Es dauerte Wochen bis der Kalemiye von seiner Reise zurückkam. Die Trennung von seiner liebsten Safiye war ihm über die langen Wochen nicht leichtgefallen, und so spürte er schnell, dass sie sich ihm entzog. Geschickt befragte er einen treuen Diener und folgte eines Nachts seiner Schönen in den Garten, als sie ihn schlafend glaubte. Was er dort durch die Blätter eines dichten Busches zu sehen und hören bekam, ließ ihm den Atem gefrieren. Seine Erstarrung wich der Wut.
Rachegelüste. Sie schwelten in seiner Brust, und er überlegte, wie er an ihnen vergelten konnte, was sie ihm angetan hatten. Allein Safiye zu bestrafen oder den untreuen Soldaten war ihm nicht genug. Er wollte, dass beide so litten, wie er selbst sich verraten fühlte. Eines Abends sandte er eine Nachricht an den Russen und bat ihn, in der Nacht zu ihm zu kommen. Er träufelte etwas von Safiyes Rosenparfüm auf das Schriftstück und schickte das Küchenmädchen, um es dem Empfänger zu übergeben.
So schlich sich Vladimir ins Haus. Es wunderte ihn nicht, dass seine geliebte Safiye ihn nun nicht mehr im Garten aufsuchen konnte, seit der Kalemiye zurück war. Umso mehr freute er sich dieses Schriftstücks. Obgleich es ihm gefährlich schien, selbst ins Haus zu gehen, vertraute er doch darauf, dass die Geliebte wusste, was sie tat und ihn erwartete.

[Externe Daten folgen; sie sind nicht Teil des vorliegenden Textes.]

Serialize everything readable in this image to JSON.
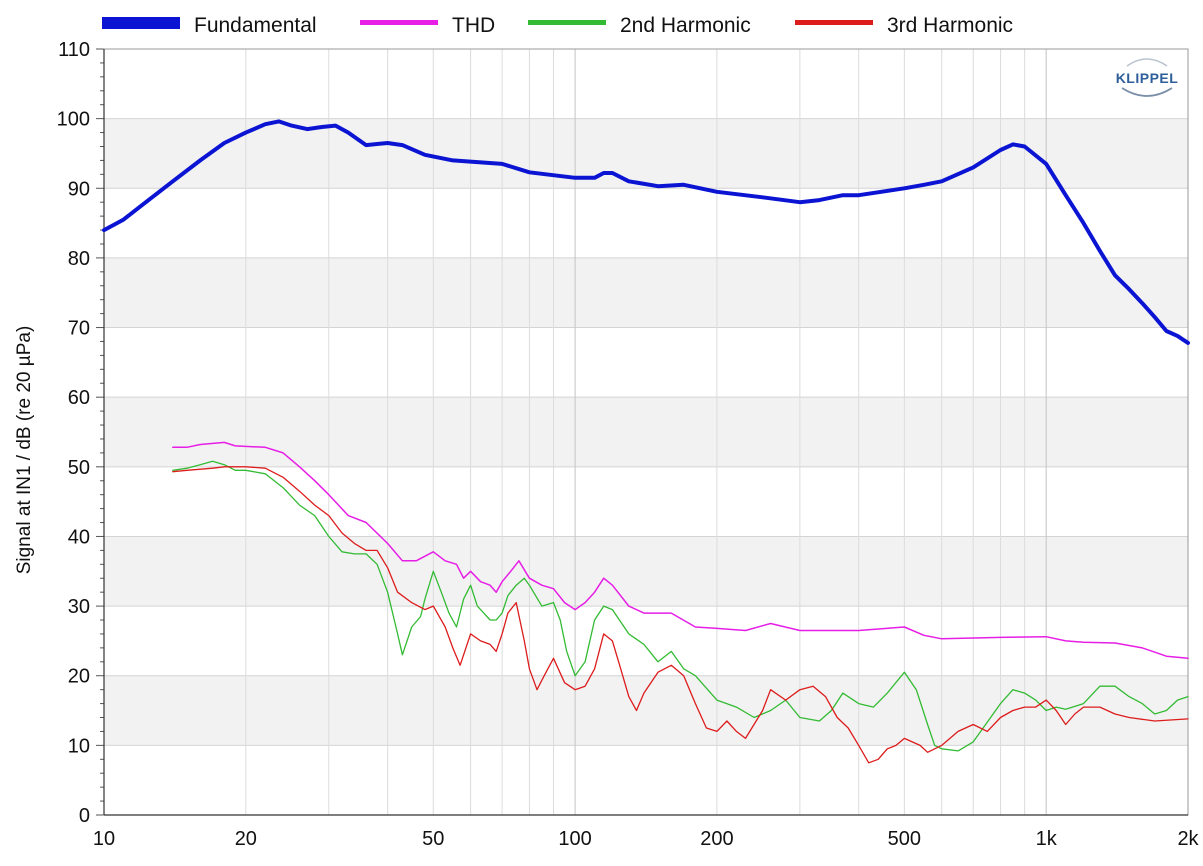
{
  "chart_data": {
    "type": "line",
    "title": "",
    "xlabel": "",
    "ylabel": "Signal at IN1 / dB (re 20 µPa)",
    "xscale": "log",
    "xlim": [
      10,
      2000
    ],
    "ylim": [
      0,
      110
    ],
    "grid": true,
    "legend_position": "top",
    "x_ticks": [
      {
        "value": 10,
        "label": "10"
      },
      {
        "value": 20,
        "label": "20"
      },
      {
        "value": 50,
        "label": "50"
      },
      {
        "value": 100,
        "label": "100"
      },
      {
        "value": 200,
        "label": "200"
      },
      {
        "value": 500,
        "label": "500"
      },
      {
        "value": 1000,
        "label": "1k"
      },
      {
        "value": 2000,
        "label": "2k"
      }
    ],
    "y_ticks": [
      0,
      10,
      20,
      30,
      40,
      50,
      60,
      70,
      80,
      90,
      100,
      110
    ],
    "logo_text": "KLIPPEL",
    "series": [
      {
        "name": "Fundamental",
        "color": "#0a14d2",
        "width": 4,
        "points": [
          [
            10,
            84
          ],
          [
            11,
            85.5
          ],
          [
            12,
            87.5
          ],
          [
            14,
            91
          ],
          [
            16,
            94
          ],
          [
            18,
            96.5
          ],
          [
            20,
            98
          ],
          [
            22,
            99.2
          ],
          [
            23.5,
            99.6
          ],
          [
            25,
            99
          ],
          [
            27,
            98.5
          ],
          [
            29,
            98.8
          ],
          [
            31,
            99
          ],
          [
            33,
            98
          ],
          [
            36,
            96.2
          ],
          [
            40,
            96.5
          ],
          [
            43,
            96.2
          ],
          [
            48,
            94.8
          ],
          [
            55,
            94
          ],
          [
            70,
            93.5
          ],
          [
            80,
            92.3
          ],
          [
            100,
            91.5
          ],
          [
            110,
            91.5
          ],
          [
            115,
            92.2
          ],
          [
            120,
            92.2
          ],
          [
            130,
            91
          ],
          [
            150,
            90.3
          ],
          [
            170,
            90.5
          ],
          [
            200,
            89.5
          ],
          [
            250,
            88.7
          ],
          [
            300,
            88
          ],
          [
            330,
            88.3
          ],
          [
            370,
            89
          ],
          [
            400,
            89
          ],
          [
            500,
            90
          ],
          [
            550,
            90.5
          ],
          [
            600,
            91
          ],
          [
            700,
            93
          ],
          [
            800,
            95.5
          ],
          [
            850,
            96.3
          ],
          [
            900,
            96
          ],
          [
            1000,
            93.5
          ],
          [
            1100,
            89
          ],
          [
            1200,
            85
          ],
          [
            1300,
            81
          ],
          [
            1400,
            77.5
          ],
          [
            1500,
            75.5
          ],
          [
            1600,
            73.5
          ],
          [
            1700,
            71.5
          ],
          [
            1800,
            69.5
          ],
          [
            1900,
            68.8
          ],
          [
            2000,
            67.8
          ]
        ]
      },
      {
        "name": "THD",
        "color": "#e61ee6",
        "width": 1.5,
        "points": [
          [
            14,
            52.8
          ],
          [
            15,
            52.8
          ],
          [
            16,
            53.2
          ],
          [
            18,
            53.5
          ],
          [
            19,
            53
          ],
          [
            22,
            52.8
          ],
          [
            24,
            52
          ],
          [
            26,
            50
          ],
          [
            28,
            48
          ],
          [
            30,
            46
          ],
          [
            33,
            43
          ],
          [
            36,
            42
          ],
          [
            40,
            39
          ],
          [
            43,
            36.5
          ],
          [
            46,
            36.5
          ],
          [
            50,
            37.8
          ],
          [
            53,
            36.5
          ],
          [
            56,
            36
          ],
          [
            58,
            34
          ],
          [
            60,
            35
          ],
          [
            63,
            33.5
          ],
          [
            66,
            33
          ],
          [
            68,
            32
          ],
          [
            70,
            33.5
          ],
          [
            73,
            35
          ],
          [
            76,
            36.5
          ],
          [
            80,
            34
          ],
          [
            85,
            33
          ],
          [
            90,
            32.5
          ],
          [
            95,
            30.5
          ],
          [
            100,
            29.5
          ],
          [
            105,
            30.5
          ],
          [
            110,
            32
          ],
          [
            115,
            34
          ],
          [
            120,
            33
          ],
          [
            130,
            30
          ],
          [
            140,
            29
          ],
          [
            160,
            29
          ],
          [
            180,
            27
          ],
          [
            200,
            26.8
          ],
          [
            230,
            26.5
          ],
          [
            260,
            27.5
          ],
          [
            300,
            26.5
          ],
          [
            400,
            26.5
          ],
          [
            500,
            27
          ],
          [
            550,
            25.8
          ],
          [
            600,
            25.3
          ],
          [
            800,
            25.5
          ],
          [
            1000,
            25.6
          ],
          [
            1100,
            25
          ],
          [
            1200,
            24.8
          ],
          [
            1400,
            24.7
          ],
          [
            1600,
            24
          ],
          [
            1800,
            22.8
          ],
          [
            2000,
            22.5
          ]
        ]
      },
      {
        "name": "2nd Harmonic",
        "color": "#33bb33",
        "width": 1.3,
        "points": [
          [
            14,
            49.5
          ],
          [
            15,
            49.8
          ],
          [
            16,
            50.3
          ],
          [
            17,
            50.8
          ],
          [
            18,
            50.3
          ],
          [
            19,
            49.5
          ],
          [
            20,
            49.5
          ],
          [
            22,
            49
          ],
          [
            24,
            47
          ],
          [
            26,
            44.5
          ],
          [
            28,
            43
          ],
          [
            30,
            40
          ],
          [
            32,
            37.8
          ],
          [
            34,
            37.5
          ],
          [
            36,
            37.5
          ],
          [
            38,
            36
          ],
          [
            40,
            32
          ],
          [
            42,
            26
          ],
          [
            43,
            23
          ],
          [
            45,
            27
          ],
          [
            47,
            28.5
          ],
          [
            48,
            31
          ],
          [
            50,
            35
          ],
          [
            52,
            32
          ],
          [
            54,
            29
          ],
          [
            56,
            27
          ],
          [
            58,
            31
          ],
          [
            60,
            33
          ],
          [
            62,
            30
          ],
          [
            64,
            29
          ],
          [
            66,
            28
          ],
          [
            68,
            28
          ],
          [
            70,
            29
          ],
          [
            72,
            31.5
          ],
          [
            75,
            33
          ],
          [
            78,
            34
          ],
          [
            80,
            33
          ],
          [
            85,
            30
          ],
          [
            90,
            30.5
          ],
          [
            93,
            28
          ],
          [
            96,
            23.5
          ],
          [
            100,
            20
          ],
          [
            105,
            22
          ],
          [
            110,
            28
          ],
          [
            115,
            30
          ],
          [
            120,
            29.5
          ],
          [
            130,
            26
          ],
          [
            140,
            24.5
          ],
          [
            150,
            22
          ],
          [
            160,
            23.5
          ],
          [
            170,
            21
          ],
          [
            180,
            20
          ],
          [
            200,
            16.5
          ],
          [
            220,
            15.5
          ],
          [
            240,
            14
          ],
          [
            260,
            15
          ],
          [
            280,
            16.5
          ],
          [
            300,
            14
          ],
          [
            330,
            13.5
          ],
          [
            350,
            15
          ],
          [
            370,
            17.5
          ],
          [
            400,
            16
          ],
          [
            430,
            15.5
          ],
          [
            460,
            17.5
          ],
          [
            500,
            20.5
          ],
          [
            530,
            18
          ],
          [
            560,
            13
          ],
          [
            580,
            10
          ],
          [
            600,
            9.5
          ],
          [
            650,
            9.2
          ],
          [
            700,
            10.5
          ],
          [
            800,
            16
          ],
          [
            850,
            18
          ],
          [
            900,
            17.5
          ],
          [
            950,
            16.5
          ],
          [
            1000,
            15
          ],
          [
            1050,
            15.5
          ],
          [
            1100,
            15.2
          ],
          [
            1200,
            16
          ],
          [
            1300,
            18.5
          ],
          [
            1400,
            18.5
          ],
          [
            1500,
            17
          ],
          [
            1600,
            16
          ],
          [
            1700,
            14.5
          ],
          [
            1800,
            15
          ],
          [
            1900,
            16.5
          ],
          [
            2000,
            17
          ]
        ]
      },
      {
        "name": "3rd Harmonic",
        "color": "#dd1c1c",
        "width": 1.3,
        "points": [
          [
            14,
            49.3
          ],
          [
            15,
            49.5
          ],
          [
            17,
            49.8
          ],
          [
            18,
            50
          ],
          [
            20,
            50
          ],
          [
            22,
            49.8
          ],
          [
            24,
            48.5
          ],
          [
            26,
            46.5
          ],
          [
            28,
            44.5
          ],
          [
            30,
            43
          ],
          [
            32,
            40.5
          ],
          [
            34,
            39
          ],
          [
            36,
            38
          ],
          [
            38,
            38
          ],
          [
            40,
            35.5
          ],
          [
            42,
            32
          ],
          [
            45,
            30.5
          ],
          [
            48,
            29.5
          ],
          [
            50,
            30
          ],
          [
            53,
            27
          ],
          [
            55,
            24
          ],
          [
            57,
            21.5
          ],
          [
            60,
            26
          ],
          [
            63,
            25
          ],
          [
            66,
            24.5
          ],
          [
            68,
            23.5
          ],
          [
            70,
            26
          ],
          [
            72,
            29
          ],
          [
            75,
            30.5
          ],
          [
            78,
            25
          ],
          [
            80,
            21
          ],
          [
            83,
            18
          ],
          [
            86,
            20
          ],
          [
            90,
            22.5
          ],
          [
            95,
            19
          ],
          [
            100,
            18
          ],
          [
            105,
            18.5
          ],
          [
            110,
            21
          ],
          [
            115,
            26
          ],
          [
            120,
            25
          ],
          [
            125,
            21
          ],
          [
            130,
            17
          ],
          [
            135,
            15
          ],
          [
            140,
            17.5
          ],
          [
            150,
            20.5
          ],
          [
            160,
            21.5
          ],
          [
            170,
            20
          ],
          [
            180,
            16
          ],
          [
            190,
            12.5
          ],
          [
            200,
            12
          ],
          [
            210,
            13.5
          ],
          [
            220,
            12
          ],
          [
            230,
            11
          ],
          [
            250,
            15
          ],
          [
            260,
            18
          ],
          [
            280,
            16.5
          ],
          [
            300,
            18
          ],
          [
            320,
            18.5
          ],
          [
            340,
            17
          ],
          [
            360,
            14
          ],
          [
            380,
            12.5
          ],
          [
            400,
            10
          ],
          [
            420,
            7.5
          ],
          [
            440,
            8
          ],
          [
            460,
            9.5
          ],
          [
            480,
            10
          ],
          [
            500,
            11
          ],
          [
            540,
            10
          ],
          [
            560,
            9
          ],
          [
            600,
            10
          ],
          [
            650,
            12
          ],
          [
            700,
            13
          ],
          [
            750,
            12
          ],
          [
            800,
            14
          ],
          [
            850,
            15
          ],
          [
            900,
            15.5
          ],
          [
            950,
            15.5
          ],
          [
            1000,
            16.5
          ],
          [
            1050,
            15
          ],
          [
            1100,
            13
          ],
          [
            1150,
            14.5
          ],
          [
            1200,
            15.5
          ],
          [
            1300,
            15.5
          ],
          [
            1400,
            14.5
          ],
          [
            1500,
            14
          ],
          [
            1700,
            13.5
          ],
          [
            2000,
            13.8
          ]
        ]
      }
    ]
  }
}
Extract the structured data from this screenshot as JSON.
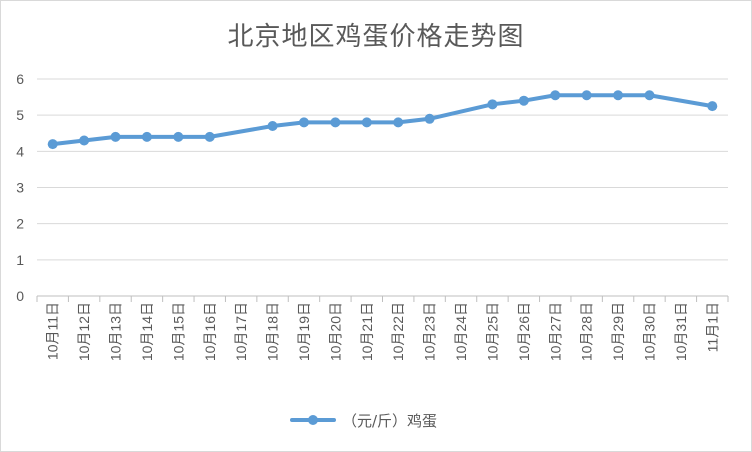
{
  "chart_data": {
    "type": "line",
    "title": "北京地区鸡蛋价格走势图",
    "categories": [
      "10月11日",
      "10月12日",
      "10月13日",
      "10月14日",
      "10月15日",
      "10月16日",
      "10月17日",
      "10月18日",
      "10月19日",
      "10月20日",
      "10月21日",
      "10月22日",
      "10月23日",
      "10月24日",
      "10月25日",
      "10月26日",
      "10月27日",
      "10月28日",
      "10月29日",
      "10月30日",
      "10月31日",
      "11月1日"
    ],
    "series": [
      {
        "name": "（元/斤）鸡蛋",
        "color": "#5b9bd5",
        "values": [
          4.2,
          4.3,
          4.4,
          4.4,
          4.4,
          4.4,
          null,
          4.7,
          4.8,
          4.8,
          4.8,
          4.8,
          4.9,
          null,
          5.3,
          5.4,
          5.55,
          5.55,
          5.55,
          5.55,
          null,
          5.25
        ]
      }
    ],
    "yticks": [
      "0",
      "1",
      "2",
      "3",
      "4",
      "5",
      "6"
    ],
    "ylim": [
      0,
      6
    ],
    "grid": true,
    "legend": "bottom",
    "gridColor": "#d9d9d9",
    "axisColor": "#bfbfbf"
  }
}
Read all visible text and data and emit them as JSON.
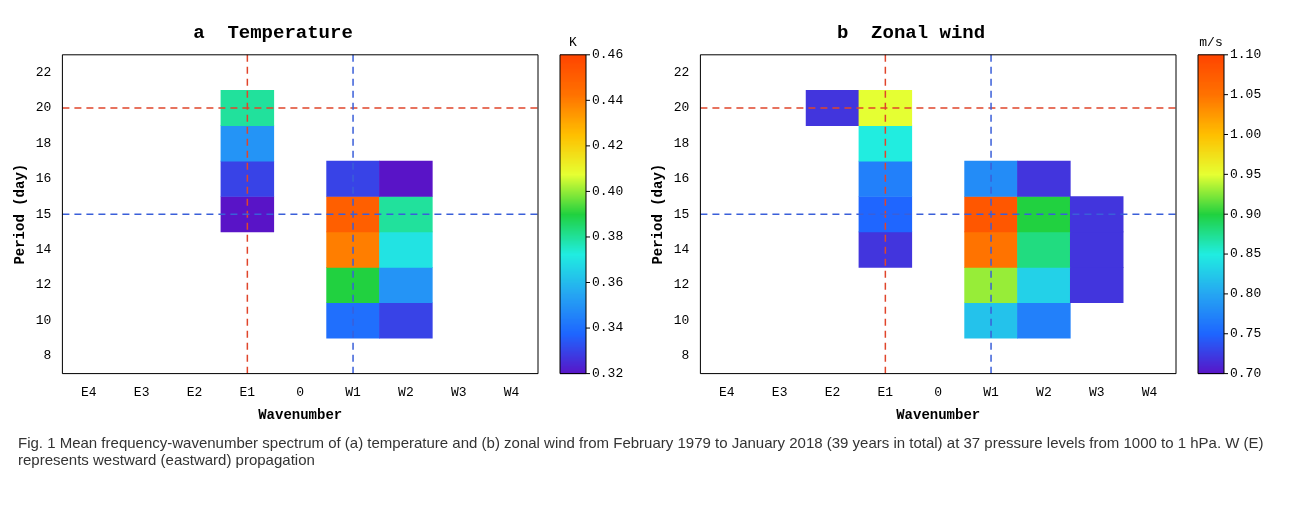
{
  "chart_data": [
    {
      "type": "heatmap",
      "title": "a  Temperature",
      "xlabel": "Wavenumber",
      "ylabel": "Period (day)",
      "clabel": "K",
      "categories": [
        "E4",
        "E3",
        "E2",
        "E1",
        "0",
        "W1",
        "W2",
        "W3",
        "W4"
      ],
      "y_categories": [
        "22",
        "20",
        "18",
        "16",
        "15",
        "14",
        "12",
        "10",
        "8"
      ],
      "cells": [
        [
          null,
          null,
          null,
          null,
          null,
          null,
          null,
          null,
          null
        ],
        [
          null,
          null,
          null,
          0.38,
          null,
          null,
          null,
          null,
          null
        ],
        [
          null,
          null,
          null,
          0.35,
          null,
          null,
          null,
          null,
          null
        ],
        [
          null,
          null,
          null,
          0.33,
          null,
          0.33,
          0.32,
          null,
          null
        ],
        [
          null,
          null,
          null,
          0.32,
          null,
          0.45,
          0.38,
          null,
          null
        ],
        [
          null,
          null,
          null,
          null,
          null,
          0.44,
          0.37,
          null,
          null
        ],
        [
          null,
          null,
          null,
          null,
          null,
          0.39,
          0.35,
          null,
          null
        ],
        [
          null,
          null,
          null,
          null,
          null,
          0.34,
          0.33,
          null,
          null
        ],
        [
          null,
          null,
          null,
          null,
          null,
          null,
          null,
          null,
          null
        ]
      ],
      "clim": [
        0.32,
        0.46
      ],
      "cticks": [
        {
          "value": 0.32,
          "label": "0.32"
        },
        {
          "value": 0.34,
          "label": "0.34"
        },
        {
          "value": 0.36,
          "label": "0.36"
        },
        {
          "value": 0.38,
          "label": "0.38"
        },
        {
          "value": 0.4,
          "label": "0.40"
        },
        {
          "value": 0.42,
          "label": "0.42"
        },
        {
          "value": 0.44,
          "label": "0.44"
        },
        {
          "value": 0.46,
          "label": "0.46"
        }
      ],
      "ref_lines": [
        {
          "axis": "y",
          "value": "20",
          "color": "#e0452b",
          "line_style": "dashed"
        },
        {
          "axis": "x",
          "value": "E1",
          "color": "#e0452b",
          "line_style": "dashed"
        },
        {
          "axis": "y",
          "value": "15",
          "color": "#3a5fd9",
          "line_style": "dashed"
        },
        {
          "axis": "x",
          "value": "W1",
          "color": "#3a5fd9",
          "line_style": "dashed"
        }
      ],
      "annotations": [
        "Fig. 1 Mean frequency-wavenumber spectrum of (a) temperature and (b) zonal wind from February 1979 to January 2018 (39 years in total) at 37 pressure levels from 1000 to 1 hPa. W (E) represents westward (eastward) propagation"
      ]
    },
    {
      "type": "heatmap",
      "title": "b  Zonal wind",
      "xlabel": "Wavenumber",
      "ylabel": "Period (day)",
      "clabel": "m/s",
      "categories": [
        "E4",
        "E3",
        "E2",
        "E1",
        "0",
        "W1",
        "W2",
        "W3",
        "W4"
      ],
      "y_categories": [
        "22",
        "20",
        "18",
        "16",
        "15",
        "14",
        "12",
        "10",
        "8"
      ],
      "cells": [
        [
          null,
          null,
          null,
          null,
          null,
          null,
          null,
          null,
          null
        ],
        [
          null,
          null,
          0.72,
          0.95,
          null,
          null,
          null,
          null,
          null
        ],
        [
          null,
          null,
          null,
          0.85,
          null,
          null,
          null,
          null,
          null
        ],
        [
          null,
          null,
          null,
          0.77,
          null,
          0.78,
          0.72,
          null,
          null
        ],
        [
          null,
          null,
          null,
          0.75,
          null,
          1.08,
          0.9,
          0.72,
          null
        ],
        [
          null,
          null,
          null,
          0.72,
          null,
          1.05,
          0.88,
          0.72,
          null
        ],
        [
          null,
          null,
          null,
          null,
          null,
          0.93,
          0.83,
          0.72,
          null
        ],
        [
          null,
          null,
          null,
          null,
          null,
          0.82,
          0.77,
          null,
          null
        ],
        [
          null,
          null,
          null,
          null,
          null,
          null,
          null,
          null,
          null
        ]
      ],
      "clim": [
        0.7,
        1.1
      ],
      "cticks": [
        {
          "value": 0.7,
          "label": "0.70"
        },
        0.75,
        {
          "value": 0.8,
          "label": "0.80"
        },
        0.85,
        {
          "value": 0.9,
          "label": "0.90"
        },
        0.95,
        {
          "value": 1,
          "label": "1.00"
        },
        1.05,
        {
          "value": 1.1,
          "label": "1.10"
        }
      ],
      "ref_lines": [
        {
          "axis": "y",
          "value": "20",
          "color": "#e0452b",
          "line_style": "dashed"
        },
        {
          "axis": "x",
          "value": "E1",
          "color": "#e0452b",
          "line_style": "dashed"
        },
        {
          "axis": "y",
          "value": "15",
          "color": "#3a5fd9",
          "line_style": "dashed"
        },
        {
          "axis": "x",
          "value": "W1",
          "color": "#3a5fd9",
          "line_style": "dashed"
        }
      ]
    }
  ]
}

Mit leisen Schritten schlich er in das Zimmer, das sie ihm beschrieben hatte. Im fahlen Mondlicht sah er sie in ihrem langen, weißen Kleid auf dem Divan liegen. Er hörte ihren leisen Atem und mit wild schlagendem Herzen sah er, wie sie ihre rechte Hand huldvoll hob und ihn zu sich winkte.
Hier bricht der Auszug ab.